The court holds that §24(b) of the Federal Insecticide, Fungicide, and Rodenticide Act (FIFRA) expressly preempts a nurse's state-law claims of inadequate labeling, failure to warn, and breach of implied warranty against the manufacturers of a disinfectant that allegedly caused the nurse's respiratory illness. The court first holds that the nurse's strict liability claim is limited to a failure-to-warn theory, because the record is completely devoid of any evidence that the manufacturers' products contained manufacturing or design defects. The court next holds that FIFRA §24(b) expressly preempts the nurse's labeling and warning claims in light of the U.S. Supreme Court's decision in Cipollone v. Liggett Group, Inc., 499 U.S. 935 (1991), which held that the Federal Cigarette Labeling and Advertising Act preempted state-law claims for failure to warn, inadequate labeling, and breach of implied warranty. The court finds no functional difference between the language of §24(b), which prohibits states from imposing labeling or packaging requirements that differ from or add to FIFRA's requirements, and the provision at issue in Cipollone, which prohibited any requirement or prohibition imposed under state law. The court refuses to analyze the importance of any distinction between FIFRA's and the Cigarette Act's labeling schemes, because §24(b)'s plain language expressly preempts the nurse's failure-to-warn claims. Thus, the court holds that §24(b) expressly preempts the nurse's state-law claims to the extent they are based on allegedly inadequate labeling or packaging. The court holds that §24(b) also preempts the nurse's claims that the manufacturers failed to provide adequate warnings, because those claims necessarily challenge the adequacy of the warnings provided on the products' labeling and packaging. The court also holds that §24(b) preempts the nurse's breach of warranty claim insofar as that claim rests on a warranty implied under law.
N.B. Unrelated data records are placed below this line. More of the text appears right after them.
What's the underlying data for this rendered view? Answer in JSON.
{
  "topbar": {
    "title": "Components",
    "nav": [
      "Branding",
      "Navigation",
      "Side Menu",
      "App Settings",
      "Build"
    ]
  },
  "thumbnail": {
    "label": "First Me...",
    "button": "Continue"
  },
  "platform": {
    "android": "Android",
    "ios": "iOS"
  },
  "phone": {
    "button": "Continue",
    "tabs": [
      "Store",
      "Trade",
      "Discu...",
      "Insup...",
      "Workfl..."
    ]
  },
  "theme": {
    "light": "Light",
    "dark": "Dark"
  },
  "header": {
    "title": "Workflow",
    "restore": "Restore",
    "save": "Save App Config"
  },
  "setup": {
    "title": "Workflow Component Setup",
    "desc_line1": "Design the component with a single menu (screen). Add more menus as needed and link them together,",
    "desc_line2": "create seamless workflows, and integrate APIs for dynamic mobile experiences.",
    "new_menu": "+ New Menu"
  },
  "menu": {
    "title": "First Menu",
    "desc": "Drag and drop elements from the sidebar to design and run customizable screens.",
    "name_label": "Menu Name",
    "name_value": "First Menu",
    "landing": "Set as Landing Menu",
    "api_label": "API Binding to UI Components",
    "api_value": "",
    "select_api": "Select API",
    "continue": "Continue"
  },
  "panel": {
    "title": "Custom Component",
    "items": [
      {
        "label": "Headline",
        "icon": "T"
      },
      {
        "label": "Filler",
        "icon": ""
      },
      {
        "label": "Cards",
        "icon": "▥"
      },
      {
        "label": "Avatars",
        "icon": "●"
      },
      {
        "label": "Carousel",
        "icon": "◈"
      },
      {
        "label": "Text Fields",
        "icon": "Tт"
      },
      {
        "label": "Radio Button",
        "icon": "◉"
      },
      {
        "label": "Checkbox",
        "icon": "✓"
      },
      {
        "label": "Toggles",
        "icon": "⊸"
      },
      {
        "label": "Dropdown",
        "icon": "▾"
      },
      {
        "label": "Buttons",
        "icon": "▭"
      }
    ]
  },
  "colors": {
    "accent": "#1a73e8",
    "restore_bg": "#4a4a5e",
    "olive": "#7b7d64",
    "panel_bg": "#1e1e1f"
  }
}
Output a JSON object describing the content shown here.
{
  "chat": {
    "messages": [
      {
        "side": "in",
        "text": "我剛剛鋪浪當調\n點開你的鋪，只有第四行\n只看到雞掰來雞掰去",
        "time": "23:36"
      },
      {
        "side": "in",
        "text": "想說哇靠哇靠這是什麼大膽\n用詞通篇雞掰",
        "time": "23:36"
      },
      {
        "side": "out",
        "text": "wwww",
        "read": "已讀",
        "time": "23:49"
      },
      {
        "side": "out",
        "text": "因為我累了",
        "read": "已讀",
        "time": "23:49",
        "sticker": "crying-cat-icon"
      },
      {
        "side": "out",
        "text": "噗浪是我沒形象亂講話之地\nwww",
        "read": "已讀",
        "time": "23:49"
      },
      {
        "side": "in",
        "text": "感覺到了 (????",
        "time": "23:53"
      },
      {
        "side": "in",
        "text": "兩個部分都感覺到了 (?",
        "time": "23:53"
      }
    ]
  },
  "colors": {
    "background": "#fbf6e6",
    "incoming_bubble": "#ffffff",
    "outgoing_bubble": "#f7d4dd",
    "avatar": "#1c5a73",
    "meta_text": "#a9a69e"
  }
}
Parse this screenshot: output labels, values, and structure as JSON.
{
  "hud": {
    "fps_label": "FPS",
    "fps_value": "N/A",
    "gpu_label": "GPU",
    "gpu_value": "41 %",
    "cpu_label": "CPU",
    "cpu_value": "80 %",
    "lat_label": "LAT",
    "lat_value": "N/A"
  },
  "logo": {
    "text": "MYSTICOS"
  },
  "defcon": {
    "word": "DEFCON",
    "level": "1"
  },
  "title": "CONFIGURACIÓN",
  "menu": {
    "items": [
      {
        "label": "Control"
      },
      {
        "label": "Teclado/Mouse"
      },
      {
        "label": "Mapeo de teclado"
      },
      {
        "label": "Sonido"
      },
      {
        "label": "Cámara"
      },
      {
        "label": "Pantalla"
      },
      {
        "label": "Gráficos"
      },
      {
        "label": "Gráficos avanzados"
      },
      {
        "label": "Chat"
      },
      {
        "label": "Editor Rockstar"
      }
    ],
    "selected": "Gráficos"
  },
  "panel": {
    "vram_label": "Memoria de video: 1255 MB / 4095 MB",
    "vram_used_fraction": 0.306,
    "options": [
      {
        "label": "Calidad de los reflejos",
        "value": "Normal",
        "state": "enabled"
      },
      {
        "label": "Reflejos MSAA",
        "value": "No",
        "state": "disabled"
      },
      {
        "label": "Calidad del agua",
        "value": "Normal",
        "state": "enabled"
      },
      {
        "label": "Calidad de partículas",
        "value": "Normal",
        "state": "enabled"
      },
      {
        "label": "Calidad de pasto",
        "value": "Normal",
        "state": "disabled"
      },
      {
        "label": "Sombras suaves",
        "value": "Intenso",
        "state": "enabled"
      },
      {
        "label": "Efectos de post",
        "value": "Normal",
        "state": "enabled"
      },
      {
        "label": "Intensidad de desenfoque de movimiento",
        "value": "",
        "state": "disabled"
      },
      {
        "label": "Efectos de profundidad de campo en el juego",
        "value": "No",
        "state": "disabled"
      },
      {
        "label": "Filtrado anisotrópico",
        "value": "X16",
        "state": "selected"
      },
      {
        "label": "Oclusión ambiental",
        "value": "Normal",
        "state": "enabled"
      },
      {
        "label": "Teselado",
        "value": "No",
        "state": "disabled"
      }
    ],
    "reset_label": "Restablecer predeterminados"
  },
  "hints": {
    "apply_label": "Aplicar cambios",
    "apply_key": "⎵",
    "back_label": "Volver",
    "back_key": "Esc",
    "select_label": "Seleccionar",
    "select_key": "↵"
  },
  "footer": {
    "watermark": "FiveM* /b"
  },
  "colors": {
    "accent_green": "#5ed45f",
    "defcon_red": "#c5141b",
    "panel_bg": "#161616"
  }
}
Next, the court assumes without deciding that FIFRA preemption is an affirmative defense and that failure to plead preemption can constitute waiver of the defense. Plaintiffs neither identified any prejudice nor suggested that the manufacturers exhibited undue delay, bad faith, or some other dilatory motive for the failure to plead the defense or amend their answers promptly. The court holds that although two manufacturers failed to plead preemption, they have not waived the defense and are entitled under Fed. R. Civ. P. 15 to amend their answers to respond to the waiver issue.

The court next grants summary judgment for the manufacturers on the nurse's negligent design and manufacturing claims, because she failed to identify any evidence on the manufacturers' part. Turning to the nurse's breach of express warranty claim, the court finds that the manufacturers' labels contain no language of promise, description, or affirmation of fact that conceivably could constitute an express warranty of product safety. The court holds that two of the manufacturers' material safety data sheets (MSD sheets) similarly lack any language that could constitute an express warranty. Moreover, these two manufacturers inserted explicit disclaimers of warranty in their respective MSD sheets. The court holds that language in the third manufacturer's MSD sheet, which does not contain a disclaimer but merely states that no chronic health hazards are known from currently available information, does not constitute an express warranty as to the safety of its product. The isolated representation does not, without more, suggest that this manufacturer intended to warrant that its product would conform to the representation. And, because the MSD sheet is a required disclosure under federal law, any representations made in the manufacture's MSD sheet were not directed at consumers in order to induce product purchases.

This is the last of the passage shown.